Page 32: Processes of Bone Remodeling
Roles of Cells:
Osteoblasts build new bone, while osteoclasts break down old bone.
Page 33: Bone Deposition
Process:
Carried out primarily by osteoblasts as they secrete bone matrix.
Page 34: Bone Resorption
Mechanism:
Osteoclasts degrade bone matrix using hydrogen ions and enzymes for mineral release.
Page 35: Bone Resorption Process
Analysis of Resorption:
Osteoclasts absorb broken down components of the bone matrix for reformation.
Page 36: Remodeling Response to Stress
Adaptive Remodeling:
Bone thickness increases under compression; affected by physical stress.
Page 37: Influencing Factors on Remodeling
Influencers:
Hormones, age, vitamin/mineral intake affect remodeling rates.
Page 38: Nutritional Factors in Bone Remodeling
Dietary Importance:
Sufficient vitamin C, D, K, and protein are critical for healthy remodeling.
Page 39: Response to Low Calcium Levels
Mechanism of Response:
Parathyroid glands regulate calcium levels through osteoclast activation and hormone release.
Page 40: Summary of Influencing Factors
Homeostatic Controls for Remodeling:
Factors like dietary intake, hormones, and physical activity play roles in bone health.
Page 41: Bone Repair Mechanisms
Fracture Types:
Simple vs. compound fractures; the bone's protective function is often tested during injury.
Page 42: Types of Fractures Breakdown
Fracture Types Include:
Spiral, compression, comminuted, avulsion, and greenstick fractures with varying severity.

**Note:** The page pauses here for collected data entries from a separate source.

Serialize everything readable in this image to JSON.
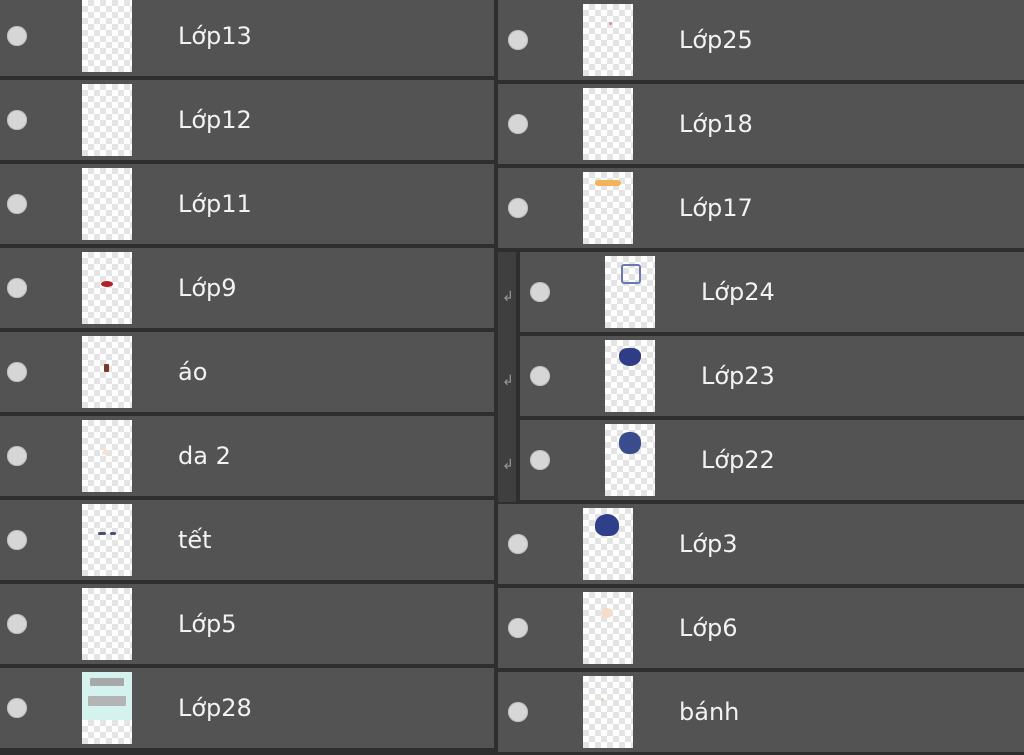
{
  "panels": {
    "left": {
      "layers": [
        {
          "name": "Lớp13",
          "thumb": "empty"
        },
        {
          "name": "Lớp12",
          "thumb": "empty"
        },
        {
          "name": "Lớp11",
          "thumb": "empty"
        },
        {
          "name": "Lớp9",
          "thumb": "red-dots"
        },
        {
          "name": "áo",
          "thumb": "brown-triangle"
        },
        {
          "name": "da 2",
          "thumb": "faint-skin"
        },
        {
          "name": "tết",
          "thumb": "navy-strokes"
        },
        {
          "name": "Lớp5",
          "thumb": "empty"
        },
        {
          "name": "Lớp28",
          "thumb": "teal-gray-box"
        }
      ]
    },
    "right": {
      "layers": [
        {
          "name": "Lớp25",
          "thumb": "pink-dot",
          "clipped": false
        },
        {
          "name": "Lớp18",
          "thumb": "empty",
          "clipped": false
        },
        {
          "name": "Lớp17",
          "thumb": "orange-stroke",
          "clipped": false
        },
        {
          "name": "Lớp24",
          "thumb": "blue-outline",
          "clipped": true
        },
        {
          "name": "Lớp23",
          "thumb": "navy-shape",
          "clipped": true
        },
        {
          "name": "Lớp22",
          "thumb": "navy-blob",
          "clipped": true
        },
        {
          "name": "Lớp3",
          "thumb": "navy-hair",
          "clipped": false
        },
        {
          "name": "Lớp6",
          "thumb": "peach-blob",
          "clipped": false
        },
        {
          "name": "bánh",
          "thumb": "tiny-dot",
          "clipped": false
        }
      ]
    }
  },
  "icons": {
    "visibility": "visibility-dot-icon",
    "clipping": "clipping-arrow-icon"
  },
  "colors": {
    "row_bg": "#535353",
    "separator": "#2e2e2e",
    "text": "#f2f2f2",
    "eye": "#d6d6d6"
  }
}
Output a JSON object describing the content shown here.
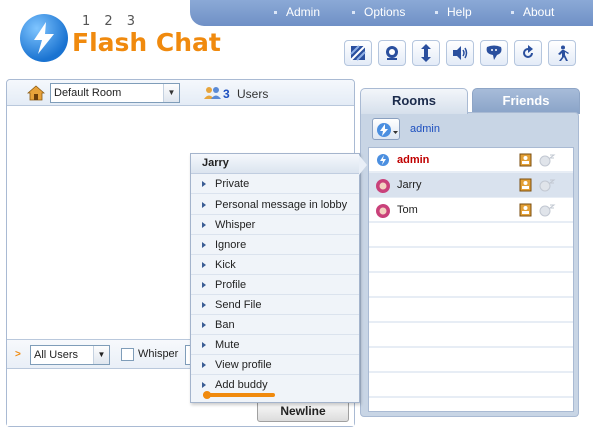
{
  "logo": {
    "number": "1 2 3",
    "title": "Flash Chat"
  },
  "nav": [
    {
      "label": "Admin"
    },
    {
      "label": "Options"
    },
    {
      "label": "Help"
    },
    {
      "label": "About"
    }
  ],
  "toolbar": {
    "icons": [
      "skin-icon",
      "avatar-icon",
      "font-size-icon",
      "sound-icon",
      "smileys-icon",
      "refresh-icon",
      "logout-icon"
    ]
  },
  "room": {
    "selected": "Default Room"
  },
  "users": {
    "count": "3",
    "label": "Users"
  },
  "input": {
    "recipient": "All Users",
    "whisper_label": "Whisper",
    "newline_label": "Newline"
  },
  "tabs": {
    "rooms": "Rooms",
    "friends": "Friends"
  },
  "me": {
    "name": "admin"
  },
  "user_list": [
    {
      "name": "admin",
      "role": "admin"
    },
    {
      "name": "Jarry",
      "role": "user"
    },
    {
      "name": "Tom",
      "role": "user"
    }
  ],
  "context_menu": {
    "title": "Jarry",
    "items": [
      "Private",
      "Personal message in lobby",
      "Whisper",
      "Ignore",
      "Kick",
      "Profile",
      "Send File",
      "Ban",
      "Mute",
      "View profile",
      "Add buddy"
    ]
  },
  "colors": {
    "accent": "#f08a0e",
    "nav_bg": "#7b9bcd",
    "admin_name": "#c00000",
    "link": "#1d4fbf"
  }
}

Page 43: Fracture Healing Process
General Healing Steps:
Hematoma formation, soft callus formation, followed by bony callus development.
Page 44: Transition from Soft to Hard Callus
Callus Formation:
Transition from soft to hard calluses to restore bone integrity.
Page 45: Homeostatic Imbalances of Bone
Conditions Affecting Bone Health:
Conditions like rickets, osteomalacia, and osteoporosis affect bone density and strength.